Is there any reason to hope this Christmas?

6 Dec 2020 by Rev Dr Ross Kingham & Judy McKinlay - Presbytery Co-chairs in: Letters, Thoughts, News

IS THERE ANY REASON TO HOPE THIS CHRISTMAS?


From Presbytery Co-chairs Judy McKinlay and Rev Ross Kingham
 
As we move into Advent, we reflect on the year that is now drawing to a close. What a year! From heat, fire to THE VIRUS.
 
There is much talk of loss throughout 2020. Many kinds of loss. But is it possible that we have also had rich learnings?
 
Many folk experience amazing new growth after trauma. Maybe we, as individuals and as congregations, have become a little wiser, a little more thoughtful.
 
Rev Daniel Mossfield (minister at Crookwell), preaching recently at the Induction Service for Duncan McDiarmid at Bateman’s Bay, likened our present reality to the description in Jeremiah 29 of exile……
 
“This is the reality of exile. 
 
This is the reality of a loss of place and space and identity.
 
This is the reality of a loss of home and family.
 
This is the reality of a world changed in an instant by moments beyond our control. 
 
This is the reality which this year we no longer understand only with our minds – some abstract intellectual exercise – but now with our whole bodies – our whole beings.
 
How many years in Church have you heard mention of the exile of the Jewish people from their homeland?
 
How many times have you heard the prophets and thought – yeah, I wonder what that would feel like – to be dragged into a different place and lose the life I’ve always known. 
 
Perhaps we don’t wonder about that anymore – now we know.
 
For while the destructive forces of 2020 may not have had a face as clear as the Babylonian army come to sack Jerusalem, fire, and disease, and economic hardship are just as effective at hauling us out of our comfortable realities and dumping us, exhausted, in a land and space and time we do not know. 
 
And I name this link because I believe it prepares us to hear anew the words of Jeremiah from today’s passage, and to understand how trouble may become grace and grace may become trouble to those who wake up in the pit of exile...
 
But the irony is that once this truth is named – once the veil of how we think God should work is lifted from our eyes – suddenly we discover God working outside the boundaries we expected. 
 
Suddenly we find a God, who though seemingly absent in this moment, has not forgotten us, but continues to work for our welfare. 
 
Suddenly we encounter a God who names the truth of our suffering and honours our story through the prophets. 
 
God sends to us those who will not shy away from naming the truth of our moment – for God does not forget us – even though we feel forgotten by God….
 
For the good news is that God sends prophets to speak the truth of our moment – even when that truth is the dark night of our souls. 
 
Thank you, Daniel, for your words.

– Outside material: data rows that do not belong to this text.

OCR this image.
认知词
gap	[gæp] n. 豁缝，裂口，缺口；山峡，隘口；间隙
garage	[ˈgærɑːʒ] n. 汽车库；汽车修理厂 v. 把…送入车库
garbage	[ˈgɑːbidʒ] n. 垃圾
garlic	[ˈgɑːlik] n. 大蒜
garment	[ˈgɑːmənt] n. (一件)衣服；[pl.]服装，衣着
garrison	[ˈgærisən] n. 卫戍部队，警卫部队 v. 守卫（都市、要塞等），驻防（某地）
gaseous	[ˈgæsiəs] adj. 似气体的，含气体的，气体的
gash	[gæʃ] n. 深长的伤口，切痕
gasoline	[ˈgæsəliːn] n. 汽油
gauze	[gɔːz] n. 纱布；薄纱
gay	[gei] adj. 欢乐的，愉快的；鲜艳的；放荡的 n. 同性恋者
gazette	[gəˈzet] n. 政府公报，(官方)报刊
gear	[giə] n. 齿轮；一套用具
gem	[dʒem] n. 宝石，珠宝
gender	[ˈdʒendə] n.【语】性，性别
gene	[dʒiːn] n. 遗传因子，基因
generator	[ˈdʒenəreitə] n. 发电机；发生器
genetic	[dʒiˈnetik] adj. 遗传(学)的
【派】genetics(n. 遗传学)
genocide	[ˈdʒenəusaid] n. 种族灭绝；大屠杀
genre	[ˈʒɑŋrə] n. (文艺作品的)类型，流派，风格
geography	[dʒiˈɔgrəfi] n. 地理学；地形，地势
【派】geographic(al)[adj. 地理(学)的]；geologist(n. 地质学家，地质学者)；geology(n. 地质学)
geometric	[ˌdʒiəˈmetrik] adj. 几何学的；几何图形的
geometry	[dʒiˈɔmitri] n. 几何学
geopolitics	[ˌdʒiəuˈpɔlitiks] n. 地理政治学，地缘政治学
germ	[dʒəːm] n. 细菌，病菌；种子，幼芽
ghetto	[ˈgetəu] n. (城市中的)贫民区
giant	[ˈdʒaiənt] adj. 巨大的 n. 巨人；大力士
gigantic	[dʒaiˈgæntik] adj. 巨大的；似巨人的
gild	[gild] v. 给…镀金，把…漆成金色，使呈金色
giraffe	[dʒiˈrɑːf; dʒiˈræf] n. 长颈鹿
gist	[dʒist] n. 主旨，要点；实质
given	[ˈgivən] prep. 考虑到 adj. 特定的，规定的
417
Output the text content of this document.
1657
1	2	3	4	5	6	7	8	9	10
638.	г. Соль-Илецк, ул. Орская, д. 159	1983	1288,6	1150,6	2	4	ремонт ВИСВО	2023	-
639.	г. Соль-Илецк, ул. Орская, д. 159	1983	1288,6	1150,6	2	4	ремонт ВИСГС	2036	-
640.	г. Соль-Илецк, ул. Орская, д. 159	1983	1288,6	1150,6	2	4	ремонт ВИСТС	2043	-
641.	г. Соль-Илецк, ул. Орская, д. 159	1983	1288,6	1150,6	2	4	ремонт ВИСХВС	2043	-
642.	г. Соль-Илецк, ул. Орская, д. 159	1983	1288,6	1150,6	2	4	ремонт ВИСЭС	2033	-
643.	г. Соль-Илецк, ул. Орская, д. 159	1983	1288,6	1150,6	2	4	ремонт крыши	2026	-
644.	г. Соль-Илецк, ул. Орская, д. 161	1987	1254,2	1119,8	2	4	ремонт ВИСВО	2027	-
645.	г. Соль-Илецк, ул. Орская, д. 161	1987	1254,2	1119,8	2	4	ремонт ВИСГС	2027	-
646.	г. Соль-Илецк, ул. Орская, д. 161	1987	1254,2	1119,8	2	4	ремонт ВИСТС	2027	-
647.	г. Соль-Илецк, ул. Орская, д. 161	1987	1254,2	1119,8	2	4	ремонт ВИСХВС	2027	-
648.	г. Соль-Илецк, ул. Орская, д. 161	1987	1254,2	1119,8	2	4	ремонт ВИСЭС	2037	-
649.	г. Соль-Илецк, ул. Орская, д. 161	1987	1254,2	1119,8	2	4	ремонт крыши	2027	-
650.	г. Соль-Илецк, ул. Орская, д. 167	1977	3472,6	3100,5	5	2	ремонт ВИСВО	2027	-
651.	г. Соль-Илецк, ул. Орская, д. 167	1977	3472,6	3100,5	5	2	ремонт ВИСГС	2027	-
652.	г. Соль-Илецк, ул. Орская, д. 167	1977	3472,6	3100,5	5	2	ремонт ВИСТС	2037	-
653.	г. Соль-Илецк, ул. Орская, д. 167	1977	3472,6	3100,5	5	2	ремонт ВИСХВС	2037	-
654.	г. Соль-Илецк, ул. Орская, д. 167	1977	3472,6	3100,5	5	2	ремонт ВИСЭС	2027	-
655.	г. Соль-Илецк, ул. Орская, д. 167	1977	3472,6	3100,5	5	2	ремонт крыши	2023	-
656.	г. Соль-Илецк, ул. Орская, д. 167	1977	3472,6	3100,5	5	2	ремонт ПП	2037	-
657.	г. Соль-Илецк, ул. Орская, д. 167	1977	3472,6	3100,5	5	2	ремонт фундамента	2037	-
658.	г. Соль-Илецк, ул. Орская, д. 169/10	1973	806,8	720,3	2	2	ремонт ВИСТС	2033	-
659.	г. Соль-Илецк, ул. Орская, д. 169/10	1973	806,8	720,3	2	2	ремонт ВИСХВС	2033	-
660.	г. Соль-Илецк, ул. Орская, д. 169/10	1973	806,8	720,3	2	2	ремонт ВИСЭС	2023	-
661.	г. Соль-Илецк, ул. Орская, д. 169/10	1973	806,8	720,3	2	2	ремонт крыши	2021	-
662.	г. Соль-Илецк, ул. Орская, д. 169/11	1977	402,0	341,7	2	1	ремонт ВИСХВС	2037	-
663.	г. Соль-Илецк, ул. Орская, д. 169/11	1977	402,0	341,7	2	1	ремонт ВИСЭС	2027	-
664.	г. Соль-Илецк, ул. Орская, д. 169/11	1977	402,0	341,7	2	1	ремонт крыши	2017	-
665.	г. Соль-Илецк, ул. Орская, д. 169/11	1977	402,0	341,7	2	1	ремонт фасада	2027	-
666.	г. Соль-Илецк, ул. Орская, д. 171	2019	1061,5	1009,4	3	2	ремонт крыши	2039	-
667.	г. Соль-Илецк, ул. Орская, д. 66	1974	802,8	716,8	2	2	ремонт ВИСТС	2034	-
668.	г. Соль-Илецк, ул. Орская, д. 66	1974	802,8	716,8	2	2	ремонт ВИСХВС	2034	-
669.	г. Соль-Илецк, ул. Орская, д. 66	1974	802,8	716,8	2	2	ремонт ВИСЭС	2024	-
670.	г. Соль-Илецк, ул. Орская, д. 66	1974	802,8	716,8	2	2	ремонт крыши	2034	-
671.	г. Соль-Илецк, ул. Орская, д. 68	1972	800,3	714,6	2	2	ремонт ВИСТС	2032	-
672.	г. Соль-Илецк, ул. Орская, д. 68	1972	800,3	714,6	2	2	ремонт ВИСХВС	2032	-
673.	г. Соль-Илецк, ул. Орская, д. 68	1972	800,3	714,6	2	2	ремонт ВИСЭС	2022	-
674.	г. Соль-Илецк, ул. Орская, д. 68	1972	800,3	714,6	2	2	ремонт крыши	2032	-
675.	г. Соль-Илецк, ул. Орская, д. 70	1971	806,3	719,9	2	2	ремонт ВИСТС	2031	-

They are words of a deep truth. A truth that is a challenge for us all: that God’s ways are perfect even when all we can experience is the apparent absence of God.
 
Let us embrace the full impact of the harshness of much human experience. Name it for what it is, a trusted and close guide for our future.
 
And let us claim, in humility, that the grace of God is always available.
 
God’s way is perfect
Know it even in your tears
When before your clouded vision,
Mystery appears.
 
May God’s blessing be yours this ADVENT!